Evaluation of Varicella Zoster Prophylaxis after Allogeneic Hematopoietic Cell Transplantation Using Valacyclovir Followed By Vaccination

Rationale: Varicella zoster virus (VZV) disease occurs frequently post allo-HCT. While cutaneous disease is often complicated by debilitating post-herpetic neuralgia (PHN), visceral or CNS disease can be fatal. Studies have demonstrated that VZV disease is reduced during prophylaxis with acyclovir; however, patients frequently develop VZV disease after discontinuation of acyclovir. Recently, the varicella vaccine has been found to be safe and immunogenic post allo-HCT. The optimal prophylactic strategy for VZV disease post allo-HCT has not been established. Here we present a retrospective single-center study, comparing pre-2007 prophylaxis, which consisted of less than 2 years of post allo-HCT acyclovir, with post-2007 prophylaxis, which consisted of 2 years of valacyclovir prophylaxis followed by live attenuated varicella vaccination.

Objective: To evaluate the hypothesis that the cohort treated with the pre-2007 strategy ("old strategy") had a higher cumulative incidence of VZV disease and PHN compared to the cohort treated with the post-2007 strategy ("new strategy").

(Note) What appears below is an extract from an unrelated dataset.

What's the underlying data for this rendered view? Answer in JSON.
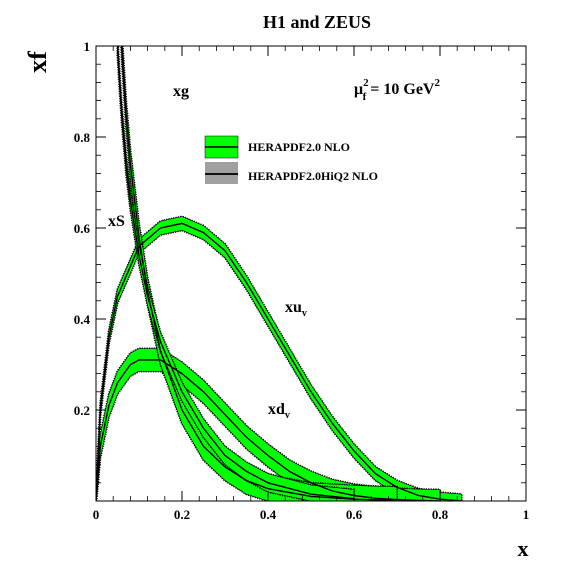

Methodology: Charts of patients undergoing allo-HCT in Calgary between January 2004 and June 2011 were reviewed. VZV disease was defined as clinical zoster or visceral/CNS disease confirmed by immunostain or PCR. PHN was defined as pain in the affected dermatome persisting more than 3 months after the onset of the rash. Cumulative incidence of VZV disease and PHN were compared using competing risks regression (Fine-Gray), treating relapse, graft failure, second malignancy and death as competing risks.

Results: 482 patients underwent first allo-HCT in Calgary during the review period. 21 were excluded due to inadequate data. 119 were treated with the new strategy, 116 with the old strategy and 226 experienced a competing event while on prophylaxis. Some patients in the old strategy group received late VZV vaccination (at >2 years). The old strategy was associated with a trend towards higher cumulative incidence of VZV disease (sHR 1.57, 95% CI 0.95-2.62, p=0.08) and with significantly higher cumulative incidence of PHN (sHR 9.94, 95% CI 1.24-80.05, p=0.03). 3 episodes of VZV disease in the old strategy group and 7 episodes in the new strategy group were associated with deviation from protocol (most associated with medication noncompliance). When events associated with protocol deviation were excluded, the old strategy led to a significantly higher cumulative incidence of VZV disease (HR 2.40, 95% CI 1.32-4.38, p=0.004) and PHN was not observed in the new group (p= <0.01). Vaccination was safe; however 10% of patients developed immediate or late cutaneous VZV disease. PHN was not observed in the patients who developed the VZV disease post vaccination.

Conclusions: The new strategy was associated with a trend towards less VZV disease and significantly less PHN. Noncompliance was a significant contributor to VZV disease in the new strategy group. If compliance is ensured, the new strategy significantly reduces VZV disease and eliminates PHN.